Photodynamic therapy (PDT) has been proven as a method of tumor eradication and is currently being used clinically to treat a wide variety of malignancies. Although it is understood that the interaction of light and sensitizer results in the production of potentially damaging oxygen species, the mechanism by which tumors are destroyed has yet to be defined fully.

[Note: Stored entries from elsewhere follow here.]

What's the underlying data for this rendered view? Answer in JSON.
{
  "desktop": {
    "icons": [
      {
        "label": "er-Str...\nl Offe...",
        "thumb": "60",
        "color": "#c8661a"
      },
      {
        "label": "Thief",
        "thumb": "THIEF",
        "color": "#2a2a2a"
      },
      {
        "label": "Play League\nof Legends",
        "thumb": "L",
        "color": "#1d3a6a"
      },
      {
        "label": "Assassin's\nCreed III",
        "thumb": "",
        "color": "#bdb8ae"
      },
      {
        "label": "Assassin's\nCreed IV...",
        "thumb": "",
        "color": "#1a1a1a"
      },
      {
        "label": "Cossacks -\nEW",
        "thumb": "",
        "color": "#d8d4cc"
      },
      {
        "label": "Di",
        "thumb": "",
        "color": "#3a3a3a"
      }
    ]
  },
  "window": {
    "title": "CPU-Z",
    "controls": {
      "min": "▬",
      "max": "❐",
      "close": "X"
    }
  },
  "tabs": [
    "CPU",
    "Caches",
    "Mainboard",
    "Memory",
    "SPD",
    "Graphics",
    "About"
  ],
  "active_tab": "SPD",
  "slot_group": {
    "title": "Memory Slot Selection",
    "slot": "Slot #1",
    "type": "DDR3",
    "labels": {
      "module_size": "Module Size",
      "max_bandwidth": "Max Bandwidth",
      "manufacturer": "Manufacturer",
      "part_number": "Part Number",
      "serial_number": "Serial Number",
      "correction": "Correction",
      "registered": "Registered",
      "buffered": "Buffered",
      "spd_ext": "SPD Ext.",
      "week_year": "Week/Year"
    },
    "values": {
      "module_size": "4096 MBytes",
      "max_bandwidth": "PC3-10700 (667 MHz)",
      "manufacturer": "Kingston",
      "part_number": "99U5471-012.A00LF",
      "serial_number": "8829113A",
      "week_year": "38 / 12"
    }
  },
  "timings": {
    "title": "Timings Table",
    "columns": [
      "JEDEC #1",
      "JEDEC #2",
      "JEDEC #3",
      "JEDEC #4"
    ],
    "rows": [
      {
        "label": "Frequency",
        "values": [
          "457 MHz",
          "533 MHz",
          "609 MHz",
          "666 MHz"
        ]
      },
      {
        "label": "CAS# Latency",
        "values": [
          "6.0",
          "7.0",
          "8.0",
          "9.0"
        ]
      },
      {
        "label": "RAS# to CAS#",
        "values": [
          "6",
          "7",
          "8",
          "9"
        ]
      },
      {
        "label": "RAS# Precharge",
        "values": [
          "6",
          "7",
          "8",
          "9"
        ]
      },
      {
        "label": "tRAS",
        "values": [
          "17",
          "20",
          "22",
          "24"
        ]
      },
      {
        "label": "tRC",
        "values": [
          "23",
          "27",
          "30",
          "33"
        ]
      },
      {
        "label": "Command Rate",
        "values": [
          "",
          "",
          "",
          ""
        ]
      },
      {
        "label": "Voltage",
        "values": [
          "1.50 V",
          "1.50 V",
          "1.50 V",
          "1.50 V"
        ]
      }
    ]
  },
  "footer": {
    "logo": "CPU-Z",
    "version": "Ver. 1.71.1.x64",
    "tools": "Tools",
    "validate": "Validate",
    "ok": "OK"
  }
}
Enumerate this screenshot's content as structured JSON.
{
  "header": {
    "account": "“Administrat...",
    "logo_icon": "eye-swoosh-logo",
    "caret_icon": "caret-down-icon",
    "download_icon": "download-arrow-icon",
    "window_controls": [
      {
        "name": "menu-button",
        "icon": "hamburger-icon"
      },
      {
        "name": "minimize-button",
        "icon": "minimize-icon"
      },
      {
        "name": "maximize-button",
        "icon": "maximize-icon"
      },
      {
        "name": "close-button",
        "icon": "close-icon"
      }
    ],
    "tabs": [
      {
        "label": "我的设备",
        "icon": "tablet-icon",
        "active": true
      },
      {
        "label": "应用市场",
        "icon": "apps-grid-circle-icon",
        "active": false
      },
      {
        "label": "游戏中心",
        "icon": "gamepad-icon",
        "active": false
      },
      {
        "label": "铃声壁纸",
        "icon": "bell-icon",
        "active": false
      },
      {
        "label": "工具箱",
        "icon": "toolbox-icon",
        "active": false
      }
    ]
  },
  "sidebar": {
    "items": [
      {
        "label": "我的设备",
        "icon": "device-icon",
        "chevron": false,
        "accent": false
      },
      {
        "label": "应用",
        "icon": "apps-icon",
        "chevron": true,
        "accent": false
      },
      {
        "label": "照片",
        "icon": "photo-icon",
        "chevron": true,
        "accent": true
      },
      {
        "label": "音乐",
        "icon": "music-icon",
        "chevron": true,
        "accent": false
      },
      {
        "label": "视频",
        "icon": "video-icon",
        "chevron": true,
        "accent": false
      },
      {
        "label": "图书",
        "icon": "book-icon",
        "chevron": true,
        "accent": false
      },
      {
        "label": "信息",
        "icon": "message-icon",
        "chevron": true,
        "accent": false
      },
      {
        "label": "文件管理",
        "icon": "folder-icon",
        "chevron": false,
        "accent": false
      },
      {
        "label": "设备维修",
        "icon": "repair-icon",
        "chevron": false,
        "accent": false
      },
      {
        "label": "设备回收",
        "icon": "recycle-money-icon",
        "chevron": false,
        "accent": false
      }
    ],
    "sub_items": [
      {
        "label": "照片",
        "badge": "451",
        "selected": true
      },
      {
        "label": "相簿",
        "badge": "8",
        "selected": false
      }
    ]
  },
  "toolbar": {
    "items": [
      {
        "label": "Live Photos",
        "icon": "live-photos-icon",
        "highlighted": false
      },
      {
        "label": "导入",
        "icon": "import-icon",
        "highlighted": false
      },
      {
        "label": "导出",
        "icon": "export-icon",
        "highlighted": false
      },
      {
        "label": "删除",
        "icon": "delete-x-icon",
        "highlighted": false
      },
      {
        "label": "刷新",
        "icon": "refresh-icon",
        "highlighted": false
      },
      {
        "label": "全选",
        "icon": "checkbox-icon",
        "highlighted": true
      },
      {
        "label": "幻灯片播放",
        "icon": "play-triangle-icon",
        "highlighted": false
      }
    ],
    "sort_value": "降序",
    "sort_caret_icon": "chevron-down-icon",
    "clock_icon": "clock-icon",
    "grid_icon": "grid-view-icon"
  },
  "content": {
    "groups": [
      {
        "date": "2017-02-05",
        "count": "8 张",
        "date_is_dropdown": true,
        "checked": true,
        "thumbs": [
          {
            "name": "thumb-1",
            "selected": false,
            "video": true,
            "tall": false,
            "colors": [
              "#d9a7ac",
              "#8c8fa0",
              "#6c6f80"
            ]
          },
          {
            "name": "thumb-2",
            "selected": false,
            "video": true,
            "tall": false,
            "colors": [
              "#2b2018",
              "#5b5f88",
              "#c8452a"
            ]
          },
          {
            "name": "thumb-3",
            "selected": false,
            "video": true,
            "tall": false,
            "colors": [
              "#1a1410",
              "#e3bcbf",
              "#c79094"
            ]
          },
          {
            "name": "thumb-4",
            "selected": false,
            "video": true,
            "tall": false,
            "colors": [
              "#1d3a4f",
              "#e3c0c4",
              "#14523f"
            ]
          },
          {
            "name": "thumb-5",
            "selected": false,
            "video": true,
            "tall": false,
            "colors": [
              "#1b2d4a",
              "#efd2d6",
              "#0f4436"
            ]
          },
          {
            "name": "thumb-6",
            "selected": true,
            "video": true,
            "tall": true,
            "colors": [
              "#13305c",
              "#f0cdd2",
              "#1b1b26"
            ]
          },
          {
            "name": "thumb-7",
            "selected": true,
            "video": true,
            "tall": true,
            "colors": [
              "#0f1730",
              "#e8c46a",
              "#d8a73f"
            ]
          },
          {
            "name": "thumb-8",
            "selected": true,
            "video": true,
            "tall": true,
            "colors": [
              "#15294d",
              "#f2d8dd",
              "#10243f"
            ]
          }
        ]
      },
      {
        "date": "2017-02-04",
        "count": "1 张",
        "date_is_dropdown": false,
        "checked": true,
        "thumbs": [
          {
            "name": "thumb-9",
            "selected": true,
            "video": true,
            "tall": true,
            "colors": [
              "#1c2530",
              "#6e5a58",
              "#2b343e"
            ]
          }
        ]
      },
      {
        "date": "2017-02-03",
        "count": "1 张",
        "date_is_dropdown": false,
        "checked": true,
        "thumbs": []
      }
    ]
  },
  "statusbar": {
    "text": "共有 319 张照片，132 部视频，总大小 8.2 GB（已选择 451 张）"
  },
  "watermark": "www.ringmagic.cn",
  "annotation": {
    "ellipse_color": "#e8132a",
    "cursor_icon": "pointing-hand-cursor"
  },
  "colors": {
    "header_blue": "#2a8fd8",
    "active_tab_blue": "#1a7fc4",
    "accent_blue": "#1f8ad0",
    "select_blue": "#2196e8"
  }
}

Using a new porphyrin sensitizer, benzoporphyrin derivative (BPD), we examined protein expression in murine tumor cells following treatment as an indication of molecular changes to target tissue concurrent with PDT-mediated damage. In order to assess the relevance of the results obtained using an in vitro PDT model, metabolic labeling of proteins synthesized subsequent to PDT was performed both in tumor cells grown and treated in tissue culture dishes and in cells explanted from PDT-treated solid tumors. We observed that the oxidative stress associated with PDT-resulted in the induction of a number of proteins corresponding to a set of heat-shock or stress proteins, and that the pattern of expression was similar when tumor cells were treated in vitro and in vivo. These results support the use of in vitro models in the dissection of the molecular effects of PDT and provide the foundation for future experiments that will examine the role of the immune system in tumor eradication by PDT.